Johnson’s book also suffers from the imposition of a contemporary agenda on the interpretation of the ancient sources. Johnson believes that Christians today are ill equipped to deal with religious pluralism, and he traces their failure to come to grips with other religious beliefs and practices to the New Testament and the early centuries of Christian history.
He says, as if this were a fault, that Christian writers “emphasized the distance between themselves and practitioners of pagan religion.” Paul criticizes the Gentiles because they refuse to “acknowledge the true God” (Rom. 1:10–20) and says that “an idol has no real existence” (1 Cor. 8:4). Other writers say that the “gods” were simply humans elevated to divine status after death.
I am completely baffled by Johnson’s recitation of the presumed offenses of Christian writers against Greco-Roman religion. At points I almost expected Johnson to come to the defense of idolatry.
In his response to the Greek critic Celsus, Origen of Alexandria says that Christians and Jews are “intolerant” of altars and images “because they degrade or debase the worship of God.” Christians and Jews do not frequent temples nor participate in sacrifices because of the commands “You shall fear the Lord your God and him only shall you serve” (Deut. 6:13) and “You shall have no other gods besides me” (Exod. 20:3–5). Origen acknowledges that Plato seems to recognize the one God but argues that if he and other Greeks had found God, “they would not have reverenced anything else and called it God and worshipped it, either abandoning the true God or combining with the majesty of God things which ought not to be associated with Him.”
The history of early Christianity was a mighty struggle to explain and defend belief in one God in a cultural world in which the divine was manifold and hierarchical, not singular. Some Christian writers were tempted to adopt ideas of higher and lower grades of divinity with the supreme God at the summit. One early apologist even boasted that Christians have God the Father, God the Son, and the Holy Spirit, united but diverse in rank, and, at a lower level, a host of angels and other ministering spirits.
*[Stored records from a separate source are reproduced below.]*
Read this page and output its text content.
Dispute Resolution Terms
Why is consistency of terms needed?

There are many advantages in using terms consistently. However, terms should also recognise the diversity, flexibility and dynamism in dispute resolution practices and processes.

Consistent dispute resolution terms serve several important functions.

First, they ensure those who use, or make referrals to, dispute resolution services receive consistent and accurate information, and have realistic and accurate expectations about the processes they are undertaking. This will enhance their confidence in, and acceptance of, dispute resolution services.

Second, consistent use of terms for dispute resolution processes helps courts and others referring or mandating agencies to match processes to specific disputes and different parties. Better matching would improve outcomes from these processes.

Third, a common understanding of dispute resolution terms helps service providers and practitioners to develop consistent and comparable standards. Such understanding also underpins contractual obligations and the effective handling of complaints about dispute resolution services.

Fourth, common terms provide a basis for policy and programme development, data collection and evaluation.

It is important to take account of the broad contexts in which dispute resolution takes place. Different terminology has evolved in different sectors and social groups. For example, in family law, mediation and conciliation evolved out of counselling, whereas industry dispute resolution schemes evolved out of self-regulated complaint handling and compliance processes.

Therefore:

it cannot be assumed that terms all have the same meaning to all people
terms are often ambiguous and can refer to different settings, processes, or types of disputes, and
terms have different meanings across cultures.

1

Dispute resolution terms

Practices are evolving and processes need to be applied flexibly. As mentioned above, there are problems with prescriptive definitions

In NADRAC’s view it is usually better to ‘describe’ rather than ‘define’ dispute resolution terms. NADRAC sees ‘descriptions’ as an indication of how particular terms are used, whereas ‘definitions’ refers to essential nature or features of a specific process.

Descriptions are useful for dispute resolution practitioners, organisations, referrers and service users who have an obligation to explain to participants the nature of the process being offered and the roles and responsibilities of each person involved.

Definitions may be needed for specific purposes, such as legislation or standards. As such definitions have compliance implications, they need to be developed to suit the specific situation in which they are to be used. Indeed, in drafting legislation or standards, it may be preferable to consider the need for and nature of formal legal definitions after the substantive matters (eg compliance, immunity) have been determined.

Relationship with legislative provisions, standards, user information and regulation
After centuries of debate and controversy, this kind of cultural accommodation was soundly rejected. The intellectual defense of the oneness of God was a great religious and cultural achievement that laid the foundation for our civilization. Are we now to reproach Paul and other early Christian writers for being intolerant of idolatry and using censorious language to set Christian practice off from the worship of idols?
In his final pages Johnson says that he has “studiously avoided theological discourse” in his study. He is convinced that the “more neutral” form of discourse of “religious studies” is more useful. How anyone who inhabits the modern academy can characterize “religious studies” as neutral is beyond my grasp.
I do know that a far better book could have been written from the perspective of Christian theology. A reader could be equipped with the conceptual tools to locate Christianity against the backdrop of Greco-Roman culture and still savor the ways in which the new religion was shaped by ancient religious sentiments and practices, and appreciate how it challenged, transformed, and, in some cases, replaced them.
Robert Louis Wilken, a member of the editorial and advisory board of First Things , is the William R. Kenan Jr. Professor of the History of Christianity Emeritus at the University of Virginia.